Many believe that plowing the land with horses and mules is one of the arts from former times that should be carefully preserved. In order to keep the memory of historic farming alive and to help farmers develop and maintain their skills of plowing with draft animals, several organizations have sprung up in various states. One of these is the North Carolina Work Horse and Mule Association, which sponsors several plow days and other related events each year.
Since competition is so effective at motivating people to increase their knowledge and improve their skills, the North Carolina Work Horse and Mule Association began sponsoring a horse-drawn plowing competition in 2009. On June 4, 2011, the Third Annual North Carolina State Championship Horse-Drawn Plowing Contest took place at the historic Ivy Burne Plantation near Linden, North Carolina. Farmers from different parts of the Tar Heel State gathered together that day to demonstrate their skills of plowing with horses and mules and to spend time with other like-minded folks. Spectators enjoyed watching the farmers work the land with specific objectives in mind, such as creating straight furrows without hooks or skips in the plowing, keeping the depths of the furrows uniform, consistently turning stubble and organic matter over so that it would not remain on the surface, keeping the ends of the rows even, keeping the pace steady, and controlling their animals efficiently.
After the 30 by 100 feet plots were plowed by the competitors, the animals were given time to rest, and the crowd came together near the awards table to hear the results. Some people sat on camp chairs, while others sat on bales of hay, as Ronnie Bowen, one of the event coordinators, read the judges’ decisions.
Everyone applauded as Jesse Aldridge was given first place ribbons for both the one-horse walking plow and the team walking plow competitions. Spot Rouse took first place for team plowing using an antique riding plow, and Jerry Weaver was awarded first place for team plowing using a modern riding plow. Roy Hatcher won first place for plowing with three or more horses/mules.

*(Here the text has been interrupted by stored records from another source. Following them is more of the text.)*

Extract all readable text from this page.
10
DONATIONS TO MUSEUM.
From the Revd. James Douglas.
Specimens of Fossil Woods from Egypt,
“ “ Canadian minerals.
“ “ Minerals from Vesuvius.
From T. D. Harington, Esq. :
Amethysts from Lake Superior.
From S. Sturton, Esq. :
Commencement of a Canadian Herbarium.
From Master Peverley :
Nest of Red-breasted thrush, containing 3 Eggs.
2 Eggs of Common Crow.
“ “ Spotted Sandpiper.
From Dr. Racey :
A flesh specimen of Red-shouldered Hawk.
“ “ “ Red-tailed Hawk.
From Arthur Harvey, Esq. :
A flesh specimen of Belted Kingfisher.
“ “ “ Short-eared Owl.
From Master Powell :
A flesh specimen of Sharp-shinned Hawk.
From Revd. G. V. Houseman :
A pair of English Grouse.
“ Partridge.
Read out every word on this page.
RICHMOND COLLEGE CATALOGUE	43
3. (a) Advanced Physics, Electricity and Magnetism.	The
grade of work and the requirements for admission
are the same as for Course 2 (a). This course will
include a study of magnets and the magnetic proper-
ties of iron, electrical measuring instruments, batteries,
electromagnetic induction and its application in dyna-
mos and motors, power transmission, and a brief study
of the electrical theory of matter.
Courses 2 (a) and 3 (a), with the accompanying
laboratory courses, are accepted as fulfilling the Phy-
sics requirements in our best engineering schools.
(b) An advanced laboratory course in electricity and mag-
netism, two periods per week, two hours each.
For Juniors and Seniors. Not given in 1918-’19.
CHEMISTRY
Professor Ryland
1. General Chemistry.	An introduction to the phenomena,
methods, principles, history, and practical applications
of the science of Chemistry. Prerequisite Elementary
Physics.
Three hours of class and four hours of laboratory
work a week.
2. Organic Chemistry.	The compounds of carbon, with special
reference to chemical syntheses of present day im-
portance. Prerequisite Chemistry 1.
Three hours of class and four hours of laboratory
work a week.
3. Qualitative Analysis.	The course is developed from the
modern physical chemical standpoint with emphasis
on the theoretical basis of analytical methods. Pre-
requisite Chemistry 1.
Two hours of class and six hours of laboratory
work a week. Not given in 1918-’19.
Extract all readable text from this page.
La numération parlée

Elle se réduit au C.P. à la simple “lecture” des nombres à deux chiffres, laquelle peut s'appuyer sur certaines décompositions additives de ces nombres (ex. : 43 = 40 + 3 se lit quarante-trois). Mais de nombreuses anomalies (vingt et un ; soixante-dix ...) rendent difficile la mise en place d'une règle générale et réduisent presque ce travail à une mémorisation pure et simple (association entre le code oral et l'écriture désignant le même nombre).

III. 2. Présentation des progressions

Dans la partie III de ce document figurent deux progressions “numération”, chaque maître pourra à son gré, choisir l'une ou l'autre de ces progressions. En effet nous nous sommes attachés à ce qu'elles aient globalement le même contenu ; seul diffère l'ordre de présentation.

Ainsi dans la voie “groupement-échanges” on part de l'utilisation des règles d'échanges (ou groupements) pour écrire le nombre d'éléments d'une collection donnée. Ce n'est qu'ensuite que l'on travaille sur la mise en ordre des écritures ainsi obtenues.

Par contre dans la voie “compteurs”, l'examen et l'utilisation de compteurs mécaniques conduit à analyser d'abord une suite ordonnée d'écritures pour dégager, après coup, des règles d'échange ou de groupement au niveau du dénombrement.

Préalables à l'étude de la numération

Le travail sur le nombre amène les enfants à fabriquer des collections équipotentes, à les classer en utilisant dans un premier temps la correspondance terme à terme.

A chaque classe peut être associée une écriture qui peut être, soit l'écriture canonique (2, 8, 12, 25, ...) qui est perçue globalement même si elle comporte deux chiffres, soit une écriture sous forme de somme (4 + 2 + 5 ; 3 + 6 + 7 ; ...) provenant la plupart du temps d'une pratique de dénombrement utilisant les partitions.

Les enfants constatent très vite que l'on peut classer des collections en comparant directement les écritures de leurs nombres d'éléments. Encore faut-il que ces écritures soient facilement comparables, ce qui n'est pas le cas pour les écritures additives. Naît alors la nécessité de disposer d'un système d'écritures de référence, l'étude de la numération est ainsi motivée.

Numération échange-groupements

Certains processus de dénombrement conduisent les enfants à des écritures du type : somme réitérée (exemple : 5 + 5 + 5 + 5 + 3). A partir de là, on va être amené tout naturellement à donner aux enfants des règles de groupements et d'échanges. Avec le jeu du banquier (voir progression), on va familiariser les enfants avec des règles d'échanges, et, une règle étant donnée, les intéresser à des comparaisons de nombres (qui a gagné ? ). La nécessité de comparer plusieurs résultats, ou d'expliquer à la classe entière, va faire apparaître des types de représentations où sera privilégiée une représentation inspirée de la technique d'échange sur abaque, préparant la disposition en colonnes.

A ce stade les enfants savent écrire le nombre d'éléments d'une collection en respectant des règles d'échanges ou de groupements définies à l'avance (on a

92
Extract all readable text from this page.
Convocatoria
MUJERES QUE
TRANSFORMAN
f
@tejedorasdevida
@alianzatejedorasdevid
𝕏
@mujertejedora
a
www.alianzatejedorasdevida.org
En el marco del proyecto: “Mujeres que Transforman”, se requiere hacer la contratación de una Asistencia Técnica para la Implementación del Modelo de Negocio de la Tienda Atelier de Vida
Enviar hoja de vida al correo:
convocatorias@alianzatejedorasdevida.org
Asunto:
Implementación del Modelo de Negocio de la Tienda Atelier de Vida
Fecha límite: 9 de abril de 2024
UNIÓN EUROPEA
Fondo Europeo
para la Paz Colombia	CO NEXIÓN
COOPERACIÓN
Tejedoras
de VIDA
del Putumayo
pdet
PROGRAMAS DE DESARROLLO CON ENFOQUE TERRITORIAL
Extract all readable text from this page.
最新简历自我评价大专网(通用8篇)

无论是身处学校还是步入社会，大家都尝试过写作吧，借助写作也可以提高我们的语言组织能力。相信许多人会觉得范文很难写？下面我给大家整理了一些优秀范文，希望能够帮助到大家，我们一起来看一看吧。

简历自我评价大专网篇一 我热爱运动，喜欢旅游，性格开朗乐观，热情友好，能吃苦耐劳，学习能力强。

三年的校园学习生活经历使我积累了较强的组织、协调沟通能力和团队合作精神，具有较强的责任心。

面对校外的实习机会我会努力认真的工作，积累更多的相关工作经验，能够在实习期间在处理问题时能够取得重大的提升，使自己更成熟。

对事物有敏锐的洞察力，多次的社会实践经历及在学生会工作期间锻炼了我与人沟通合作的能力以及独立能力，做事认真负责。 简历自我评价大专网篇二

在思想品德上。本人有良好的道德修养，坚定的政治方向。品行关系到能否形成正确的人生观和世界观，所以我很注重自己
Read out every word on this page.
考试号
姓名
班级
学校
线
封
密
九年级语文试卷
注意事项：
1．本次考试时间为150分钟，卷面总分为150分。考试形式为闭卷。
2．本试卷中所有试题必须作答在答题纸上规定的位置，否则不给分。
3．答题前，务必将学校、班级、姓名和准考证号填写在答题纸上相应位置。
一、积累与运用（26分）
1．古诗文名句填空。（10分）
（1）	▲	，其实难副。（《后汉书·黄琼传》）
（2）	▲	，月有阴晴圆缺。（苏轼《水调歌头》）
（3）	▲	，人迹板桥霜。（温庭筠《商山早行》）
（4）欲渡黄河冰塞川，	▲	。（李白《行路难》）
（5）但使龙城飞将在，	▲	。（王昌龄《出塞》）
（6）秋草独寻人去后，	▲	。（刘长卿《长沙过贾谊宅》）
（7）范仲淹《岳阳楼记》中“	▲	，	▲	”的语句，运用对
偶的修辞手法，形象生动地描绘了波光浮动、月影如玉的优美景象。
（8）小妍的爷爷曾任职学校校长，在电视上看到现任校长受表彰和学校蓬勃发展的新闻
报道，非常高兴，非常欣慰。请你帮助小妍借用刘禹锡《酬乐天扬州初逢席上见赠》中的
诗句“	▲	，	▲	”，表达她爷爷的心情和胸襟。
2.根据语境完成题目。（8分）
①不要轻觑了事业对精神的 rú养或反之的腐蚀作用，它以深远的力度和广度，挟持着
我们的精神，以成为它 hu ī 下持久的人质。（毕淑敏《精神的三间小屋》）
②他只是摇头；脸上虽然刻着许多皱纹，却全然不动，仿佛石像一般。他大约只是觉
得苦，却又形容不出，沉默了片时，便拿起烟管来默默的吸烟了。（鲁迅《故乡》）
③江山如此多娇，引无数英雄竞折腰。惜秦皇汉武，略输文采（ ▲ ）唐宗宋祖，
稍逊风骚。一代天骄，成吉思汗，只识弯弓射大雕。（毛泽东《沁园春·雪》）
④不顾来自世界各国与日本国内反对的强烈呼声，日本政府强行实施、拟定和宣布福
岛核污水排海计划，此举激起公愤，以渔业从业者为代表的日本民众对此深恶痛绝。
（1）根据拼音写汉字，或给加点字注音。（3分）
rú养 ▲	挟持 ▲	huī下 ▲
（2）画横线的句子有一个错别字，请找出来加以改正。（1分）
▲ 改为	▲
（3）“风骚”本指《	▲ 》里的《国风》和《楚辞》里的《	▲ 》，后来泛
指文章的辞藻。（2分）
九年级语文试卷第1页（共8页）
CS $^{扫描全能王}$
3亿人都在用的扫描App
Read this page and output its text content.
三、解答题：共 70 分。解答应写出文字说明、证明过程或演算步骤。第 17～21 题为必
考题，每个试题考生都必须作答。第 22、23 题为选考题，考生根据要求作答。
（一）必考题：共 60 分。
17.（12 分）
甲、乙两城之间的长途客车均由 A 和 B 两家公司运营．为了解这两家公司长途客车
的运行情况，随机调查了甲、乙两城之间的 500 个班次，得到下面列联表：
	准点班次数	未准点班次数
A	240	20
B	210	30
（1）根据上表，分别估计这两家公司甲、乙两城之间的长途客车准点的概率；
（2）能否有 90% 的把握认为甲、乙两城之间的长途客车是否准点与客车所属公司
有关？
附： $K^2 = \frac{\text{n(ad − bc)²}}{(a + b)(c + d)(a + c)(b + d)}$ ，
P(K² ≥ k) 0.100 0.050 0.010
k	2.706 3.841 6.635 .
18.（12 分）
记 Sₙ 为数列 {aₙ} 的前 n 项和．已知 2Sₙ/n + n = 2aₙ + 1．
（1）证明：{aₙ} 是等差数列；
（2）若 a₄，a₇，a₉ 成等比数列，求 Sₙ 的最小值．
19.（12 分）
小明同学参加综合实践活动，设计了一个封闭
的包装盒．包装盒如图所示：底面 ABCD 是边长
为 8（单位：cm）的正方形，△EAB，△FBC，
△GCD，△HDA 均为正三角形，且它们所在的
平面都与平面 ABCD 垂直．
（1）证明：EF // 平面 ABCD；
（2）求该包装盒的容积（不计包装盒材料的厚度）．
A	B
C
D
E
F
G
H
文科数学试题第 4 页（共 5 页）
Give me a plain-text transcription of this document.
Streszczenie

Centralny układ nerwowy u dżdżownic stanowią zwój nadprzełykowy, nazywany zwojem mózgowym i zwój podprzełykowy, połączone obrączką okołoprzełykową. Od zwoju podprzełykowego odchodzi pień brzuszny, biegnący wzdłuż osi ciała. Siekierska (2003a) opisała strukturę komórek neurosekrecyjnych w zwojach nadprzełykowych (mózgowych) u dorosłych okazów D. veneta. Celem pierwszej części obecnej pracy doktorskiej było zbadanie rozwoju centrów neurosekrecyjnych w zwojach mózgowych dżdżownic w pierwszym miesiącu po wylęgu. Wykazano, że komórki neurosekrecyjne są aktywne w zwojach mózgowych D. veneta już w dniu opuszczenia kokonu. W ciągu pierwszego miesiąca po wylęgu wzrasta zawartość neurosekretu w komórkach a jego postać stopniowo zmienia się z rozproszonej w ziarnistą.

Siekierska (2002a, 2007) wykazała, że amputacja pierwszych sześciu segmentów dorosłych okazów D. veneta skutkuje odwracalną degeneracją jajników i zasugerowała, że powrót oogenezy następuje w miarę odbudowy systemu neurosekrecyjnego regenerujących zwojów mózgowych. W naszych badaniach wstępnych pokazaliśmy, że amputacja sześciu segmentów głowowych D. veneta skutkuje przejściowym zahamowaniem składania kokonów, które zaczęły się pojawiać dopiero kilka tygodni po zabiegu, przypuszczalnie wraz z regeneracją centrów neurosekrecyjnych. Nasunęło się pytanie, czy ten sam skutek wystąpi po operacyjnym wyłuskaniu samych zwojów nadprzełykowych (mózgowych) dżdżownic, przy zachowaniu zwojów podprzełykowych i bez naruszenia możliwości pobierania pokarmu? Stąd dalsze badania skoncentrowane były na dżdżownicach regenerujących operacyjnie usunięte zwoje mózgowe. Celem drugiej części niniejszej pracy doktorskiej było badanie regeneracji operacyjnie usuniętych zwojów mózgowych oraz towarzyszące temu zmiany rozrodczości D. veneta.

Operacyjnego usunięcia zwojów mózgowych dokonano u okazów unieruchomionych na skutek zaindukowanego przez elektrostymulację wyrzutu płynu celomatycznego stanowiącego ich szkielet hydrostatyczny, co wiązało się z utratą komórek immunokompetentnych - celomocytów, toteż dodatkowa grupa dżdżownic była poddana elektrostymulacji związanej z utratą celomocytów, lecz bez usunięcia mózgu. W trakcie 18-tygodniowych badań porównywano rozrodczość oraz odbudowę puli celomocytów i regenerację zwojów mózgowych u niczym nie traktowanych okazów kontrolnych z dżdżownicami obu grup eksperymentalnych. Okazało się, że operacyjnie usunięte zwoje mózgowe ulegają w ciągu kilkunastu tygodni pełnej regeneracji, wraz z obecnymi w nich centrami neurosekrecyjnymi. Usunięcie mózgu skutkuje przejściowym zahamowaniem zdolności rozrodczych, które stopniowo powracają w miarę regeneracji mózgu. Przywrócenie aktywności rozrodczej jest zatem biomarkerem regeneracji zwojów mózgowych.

Each first place winner received an award ribbon, a $50.00 cash prize, and an invitation to participate in the U.S. Draft Horse Plowing Contest, which will be held in Dayton, Ohio in September.
Ribbons were also awarded to the competitors who came in the second, third, and fourth places. Roy Hatcher earned second place in the team walking plow category. Spot Rouse grabbed second place and Jimmy Dozier took third place in both of the following categories: (1) team plowing using a modern riding plow, and (2) teams of three or more horses/mules. Margee Stewart was awarded fourth place in the category of team plowing using a modern riding plow.
The accomplishments of these competitors were the result of their hard work, their dedication, their determination, their respect for farm animals, and their love for historic farming practices.
In addition to the sponsorship by the North Carolina Work Horse and Mule Association, many other groups and individuals contributed their time and resources to make this competition plowing day a success. Mule City Specialty Feeds of Benson, North Carolina supplied the banner, the advertising, the stipends for the judges, and the cash prizes for the winners. Bobby and Su Lou Wellons graciously hosted this event on their land and provided a wonderful meal for the association members. Arvin Johnson, Brian Parrish, Pat Sholar, and Carol Woodlief judged the competitions. Ronnie Bowen and Wayne Collier coordinated the event. Indian Ridge Farms of Linden, North Carolina provided the award ribbons. And Bill Garner served as the videographer.